Há 365 dias tinha eu uma doce visão sobre o que seria o meu futuro: um ano lectivo difícil (o último do curso, com muitas cadeiras em atraso e muitos créditos por fazer); o começar a procurar o primeiro emprego (que para nós, mal-fadados estudantes de Direito que escolheram "a profissão", terá de ser um estágio mal pago, onde nos sugam a alma e o couro e o cabelo durante dois anos miseráveis das nossas vidas); uma paixão... Escusado será dizer que as probabilidades correram a meu favor, e de três consegui duas: o curso e o estágio.
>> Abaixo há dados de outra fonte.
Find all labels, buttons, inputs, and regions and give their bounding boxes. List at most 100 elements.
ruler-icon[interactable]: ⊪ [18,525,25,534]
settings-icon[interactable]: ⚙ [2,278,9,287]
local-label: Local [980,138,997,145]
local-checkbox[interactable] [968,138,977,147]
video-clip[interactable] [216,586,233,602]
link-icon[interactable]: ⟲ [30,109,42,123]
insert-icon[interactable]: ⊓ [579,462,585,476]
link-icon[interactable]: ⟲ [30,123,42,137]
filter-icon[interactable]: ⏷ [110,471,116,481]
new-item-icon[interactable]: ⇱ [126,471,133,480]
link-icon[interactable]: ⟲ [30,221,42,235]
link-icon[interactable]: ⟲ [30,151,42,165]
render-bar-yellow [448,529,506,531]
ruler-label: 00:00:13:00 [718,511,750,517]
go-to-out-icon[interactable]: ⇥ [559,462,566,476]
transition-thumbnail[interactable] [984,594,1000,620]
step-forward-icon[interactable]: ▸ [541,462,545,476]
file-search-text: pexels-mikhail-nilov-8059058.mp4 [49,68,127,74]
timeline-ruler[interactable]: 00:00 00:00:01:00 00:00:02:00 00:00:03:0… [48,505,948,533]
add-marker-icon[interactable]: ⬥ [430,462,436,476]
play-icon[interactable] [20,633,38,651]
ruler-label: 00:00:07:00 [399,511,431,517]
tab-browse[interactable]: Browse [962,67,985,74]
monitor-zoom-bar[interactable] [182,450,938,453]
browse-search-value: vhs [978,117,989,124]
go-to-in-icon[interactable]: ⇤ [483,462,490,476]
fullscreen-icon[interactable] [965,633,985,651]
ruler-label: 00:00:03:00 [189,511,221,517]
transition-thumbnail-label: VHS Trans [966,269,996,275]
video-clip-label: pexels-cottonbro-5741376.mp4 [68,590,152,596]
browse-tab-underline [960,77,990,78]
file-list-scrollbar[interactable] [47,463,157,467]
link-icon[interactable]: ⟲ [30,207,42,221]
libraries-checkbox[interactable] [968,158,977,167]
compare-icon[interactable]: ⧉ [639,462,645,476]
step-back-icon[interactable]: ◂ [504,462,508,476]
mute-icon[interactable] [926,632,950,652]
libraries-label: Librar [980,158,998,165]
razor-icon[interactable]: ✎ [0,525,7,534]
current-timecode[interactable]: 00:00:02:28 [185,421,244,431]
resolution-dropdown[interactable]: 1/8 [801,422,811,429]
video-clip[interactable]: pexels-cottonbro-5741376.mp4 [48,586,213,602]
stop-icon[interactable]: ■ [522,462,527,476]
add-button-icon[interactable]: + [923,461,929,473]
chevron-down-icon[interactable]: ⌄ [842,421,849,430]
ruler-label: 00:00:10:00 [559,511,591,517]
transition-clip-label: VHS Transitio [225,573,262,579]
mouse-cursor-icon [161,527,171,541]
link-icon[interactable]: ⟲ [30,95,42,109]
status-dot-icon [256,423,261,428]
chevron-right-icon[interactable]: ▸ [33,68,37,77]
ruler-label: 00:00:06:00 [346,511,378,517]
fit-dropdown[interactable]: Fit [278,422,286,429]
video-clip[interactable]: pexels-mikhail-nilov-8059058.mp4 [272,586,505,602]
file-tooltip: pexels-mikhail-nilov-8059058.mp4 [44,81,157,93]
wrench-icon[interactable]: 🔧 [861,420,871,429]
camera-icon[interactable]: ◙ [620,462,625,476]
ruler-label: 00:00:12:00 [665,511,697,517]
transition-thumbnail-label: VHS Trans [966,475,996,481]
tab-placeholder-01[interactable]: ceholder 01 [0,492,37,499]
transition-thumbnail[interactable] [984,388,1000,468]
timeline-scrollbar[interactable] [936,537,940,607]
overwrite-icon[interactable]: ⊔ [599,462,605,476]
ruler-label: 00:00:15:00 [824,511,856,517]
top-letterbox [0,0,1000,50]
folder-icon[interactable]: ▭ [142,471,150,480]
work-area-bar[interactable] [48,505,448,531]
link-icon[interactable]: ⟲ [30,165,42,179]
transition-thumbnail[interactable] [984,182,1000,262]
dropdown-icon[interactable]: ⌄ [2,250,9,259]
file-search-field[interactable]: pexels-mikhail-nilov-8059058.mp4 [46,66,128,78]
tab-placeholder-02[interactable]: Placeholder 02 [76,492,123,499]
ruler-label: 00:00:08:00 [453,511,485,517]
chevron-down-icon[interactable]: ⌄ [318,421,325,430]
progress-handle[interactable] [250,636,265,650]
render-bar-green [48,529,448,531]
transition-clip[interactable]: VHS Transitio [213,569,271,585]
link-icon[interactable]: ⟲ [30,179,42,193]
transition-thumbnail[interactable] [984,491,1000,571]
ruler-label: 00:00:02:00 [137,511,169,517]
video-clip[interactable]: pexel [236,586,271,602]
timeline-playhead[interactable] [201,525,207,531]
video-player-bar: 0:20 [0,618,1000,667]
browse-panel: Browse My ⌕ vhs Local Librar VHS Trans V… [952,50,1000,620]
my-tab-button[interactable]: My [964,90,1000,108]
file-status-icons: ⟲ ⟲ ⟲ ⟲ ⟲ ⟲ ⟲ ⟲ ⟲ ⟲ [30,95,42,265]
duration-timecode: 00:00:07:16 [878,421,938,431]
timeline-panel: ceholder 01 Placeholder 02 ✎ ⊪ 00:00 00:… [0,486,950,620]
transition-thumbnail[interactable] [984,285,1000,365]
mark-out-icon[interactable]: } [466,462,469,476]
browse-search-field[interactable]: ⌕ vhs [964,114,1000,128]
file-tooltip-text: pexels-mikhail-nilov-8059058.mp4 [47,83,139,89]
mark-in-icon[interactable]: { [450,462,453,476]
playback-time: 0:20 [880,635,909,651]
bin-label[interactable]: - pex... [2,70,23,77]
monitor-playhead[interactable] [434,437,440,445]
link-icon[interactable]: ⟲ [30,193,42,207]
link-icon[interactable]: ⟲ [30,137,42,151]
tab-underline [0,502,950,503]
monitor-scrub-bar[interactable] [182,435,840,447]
E a paixão? Ah essa... vejo-a todos os dias ao espelho, quando me olho nos olhos e pergunto a mim mesma se foi isto que escolhi. - "Foi, tenho a certeza", sussurrei com um sorriso. A paixão continua, como no dia em que a conheci, com os seus momentos de timidez, outros de ousadia... mas pacata, muito quieta, como à espera de um sinal na rádio em estilo de revolução orquestrada há muito. Ouvirei um "Grândola Vila Morena" em breve? Quem sabe... mas isso já é outra viagem.
"Senhoras e Senhores: basicamente aterrámos". Amanhã há mais!